Ethiopia shows “developing countries how to make a green economy prosper”


Ethiopia is emerging as an exemplary model to the rest of the world in terms of addressing climate change challenges while making advances on the economic front, Fritz Jung, the representative of bilateral development cooperation at German Embassy to Addis Ababa, told Inter Press Service (IPS).

He also said that the international community identified Ethiopia as “one of the front-runners of international climate policy, if not the leading African country.”

The Fifth Assessment Report of the Intergovernmental Panel on Climate Change (IPCC) stated that “maximum and minimum temperatures over equatorial East Africa will rise and … climate models show warming in all four seasons over Ethiopia, which may result in more frequent heat waves.”

To prevent this, the report recognized Ethiopia as one of the countries that have “adopted national climate resilience strategies with a view to applying them across economic sectors.”

Massive infrastructural development on untapped renewable energy resources was also at the heart of this strategy to harmonize both the objectives of poverty reduction and sustainable ecosystem.

Fritz Jung described the country’s Climate-Resilient Green Economy (CRGE) strategy as a “proof of Ethiopia’s visionary engagement for combining socio-economic development as well as environmental sustainability.”

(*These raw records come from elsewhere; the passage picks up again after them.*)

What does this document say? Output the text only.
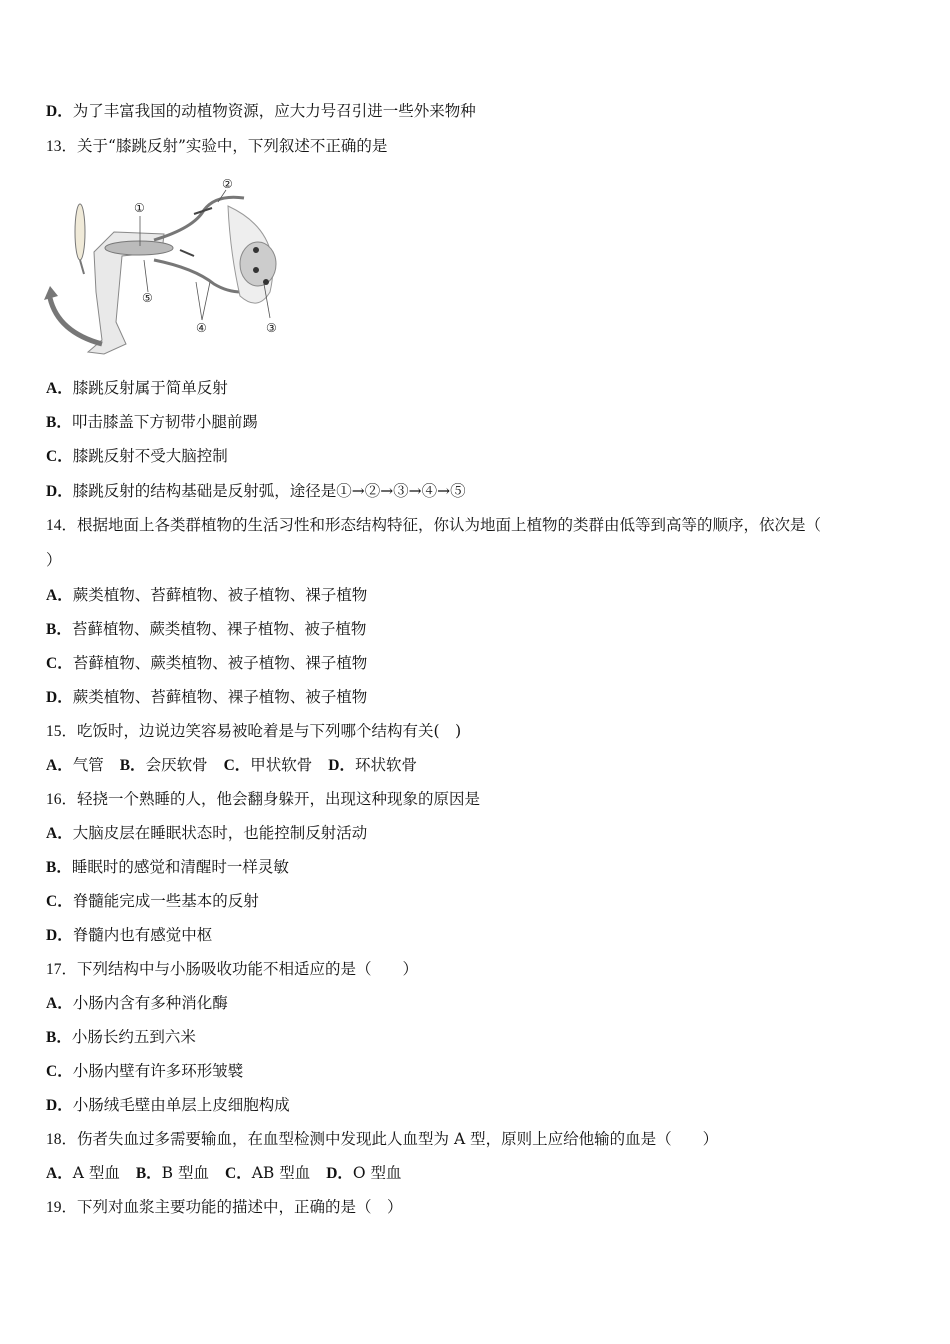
D．为了丰富我国的动植物资源，应大力号召引进一些外来物种
13．关于“膝跳反射”实验中，下列叙述不正确的是
①
②
③
④
⑤
A．膝跳反射属于简单反射
B．叩击膝盖下方韧带小腿前踢
C．膝跳反射不受大脑控制
D．膝跳反射的结构基础是反射弧，途径是①→②→③→④→⑤
14．根据地面上各类群植物的生活习性和形态结构特征，你认为地面上植物的类群由低等到高等的顺序，依次是（
）
A．蕨类植物、苔藓植物、被子植物、裸子植物
B．苔藓植物、蕨类植物、裸子植物、被子植物
C．苔藓植物、蕨类植物、被子植物、裸子植物
D．蕨类植物、苔藓植物、裸子植物、被子植物
15．吃饭时，边说边笑容易被呛着是与下列哪个结构有关(　)
A．气管 B．会厌软骨 C．甲状软骨 D．环状软骨
16．轻挠一个熟睡的人，他会翻身躲开，出现这种现象的原因是
A．大脑皮层在睡眠状态时，也能控制反射活动
B．睡眠时的感觉和清醒时一样灵敏
C．脊髓能完成一些基本的反射
D．脊髓内也有感觉中枢
17．下列结构中与小肠吸收功能不相适应的是（　　）
A．小肠内含有多种消化酶
B．小肠长约五到六米
C．小肠内壁有许多环形皱襞
D．小肠绒毛壁由单层上皮细胞构成
18．伤者失血过多需要输血，在血型检测中发现此人血型为 A 型，原则上应给他输的血是（　　）
A．A 型血 B．B 型血 C．AB 型血 D．O 型血
19．下列对血浆主要功能的描述中，正确的是（　）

The partnership between the government of Ethiopia and Deutsche Gesellschaft für Internationale Zusammenarbeit (GIZ), a German government-backed international enterprise for sustainable development, on the Sustainable Land Management Programme (SLMP) resulted in the restoration of 250,000 hectares of degraded land in Ethiopia’s highland areas of Amhara, Oromia and Tigray to productivity since 2008.

This success has come to a reality as a result of the promotion of sustainable land management practices such as the use of terracing, crop rotation systems, and improvement of pastureland and permanent green cover, benefiting more than 100,000 households.

Johannes Schoeneberger, head of GIZ’s involvement, told IPS that “SLMP with its holistic approach increases water availability for agriculture and agricultural productivity and thus contributes directly and indirectly to an increased climate resilience of the rural population.”

With regard to the issue of achieving economic growth and environmental sustainability, Yvo de Boer, director general of Global Green Growth Institute said, “Ethiopians can give answers whereas often in industrialized countries people aren’t sure what to do…..Ethiopians should be asked.”

Ethiopia’s Climate-Resilient Green Economy (CRGE) strategy was launched in 2011 to achieve middle-income status by 2025 while developing a green economy.